How to solve equations with logarithms, like this: $ ax + b\log(x) + c=0$

Question

I encountered an equation of type $$ ax + b\log(x) + c=0$$ Here a, b, and c are constants. Does anyone know how to solve these type of equations? I guess this way: $$\log(x)= \frac{c-ax}{b}$$ $$x= 10^{(c-ax)/b}$$ But I do not even know how to solve this too.
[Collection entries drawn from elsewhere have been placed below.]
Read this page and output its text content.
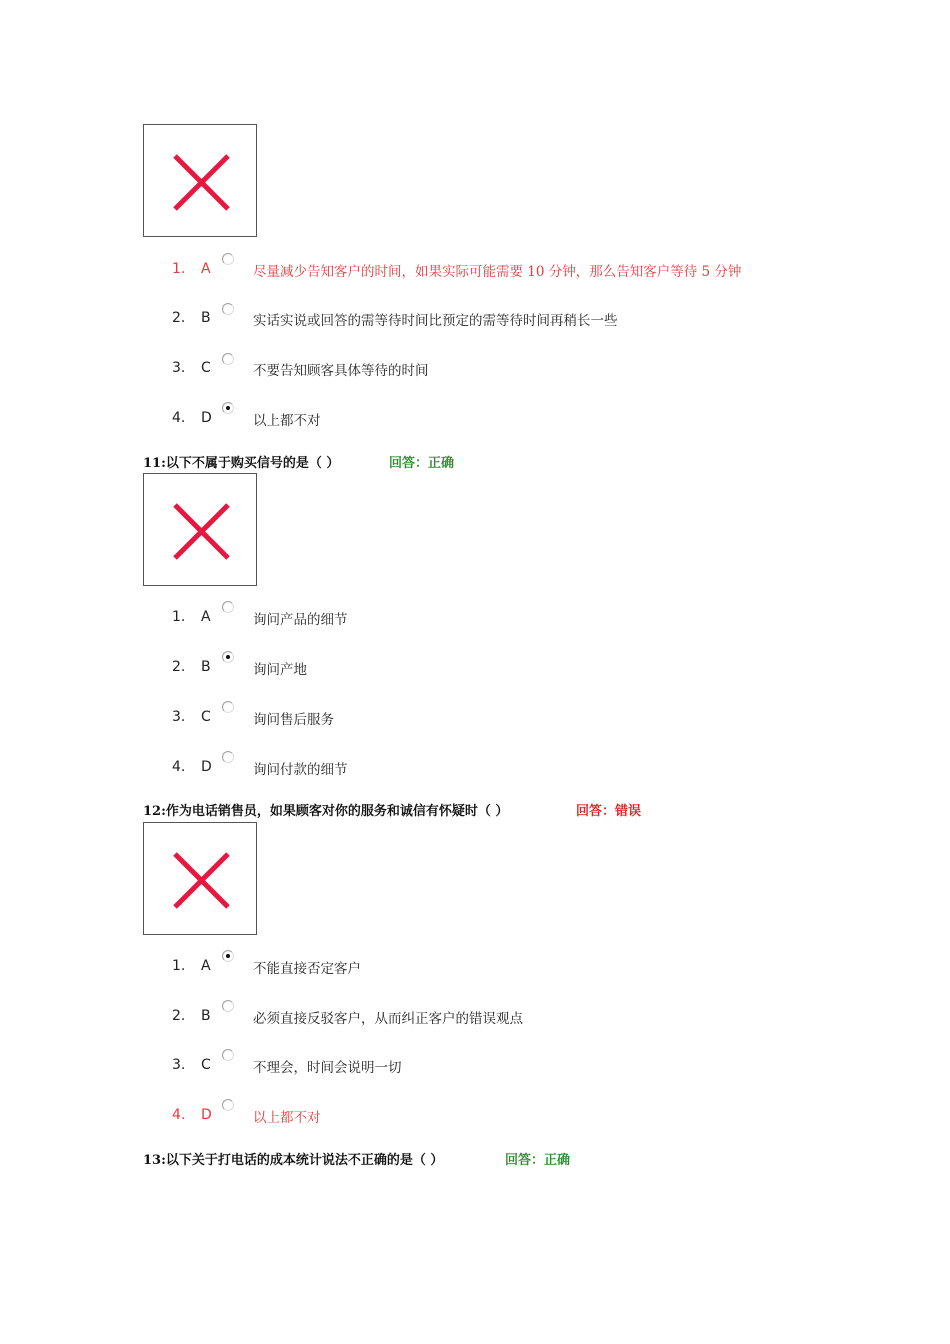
1. A	尽量减少告知客户的时间，如果实际可能需要 10 分钟，那么告知客户等待 5 分钟
2. B	实话实说或回答的需等待时间比预定的需等待时间再稍长一些
3. C	不要告知顾客具体等待的时间
4. D	以上都不对
11:以下不属于购买信号的是（ ）	回答：正确
1. A	询问产品的细节
2. B	询问产地
3. C	询问售后服务
4. D	询问付款的细节
12:作为电话销售员，如果顾客对你的服务和诚信有怀疑时（ ）	回答：错误
1. A	不能直接否定客户
2. B	必须直接反驳客户，从而纠正客户的错误观点
3. C	不理会，时间会说明一切
4. D	以上都不对
13:以下关于打电话的成本统计说法不正确的是（ ）	回答：正确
Please help!

Answer 1

Rewriting the equation gives $$ ax+b\log(x)+c=0\\ ax+b\log\left(\frac abx\right)+c-b\log\left(\frac ab\right)=0\\ \frac abx+\log\left(\frac abx\right)+\frac cb-\log\left(\frac ab\right)=0\\ \color{#C00000}{(a/b)x}\,e^{\color{#C00000}{(a/b)x}}=(a/b)\,e^{-c/b} $$ The Lambert-W function is the inverse of $xe^x$. Therefore, $$ \color{#C00000}{(a/b)x}=\mathrm{W}\left((a/b)e^{-c/b}\right) $$ and so $$ x=(b/a)\mathrm{W}\left((a/b)e^{-c/b}\right) $$

Answer 2

This doesn't have a solution in the 'normal' functions.
http://en.wikipedia.org/wiki/Lambert_W_function tells you all about it.
If you substitute $x=by/a$, you can rearrange to get $y+\log(y) = d$, so $ye^y=e^d$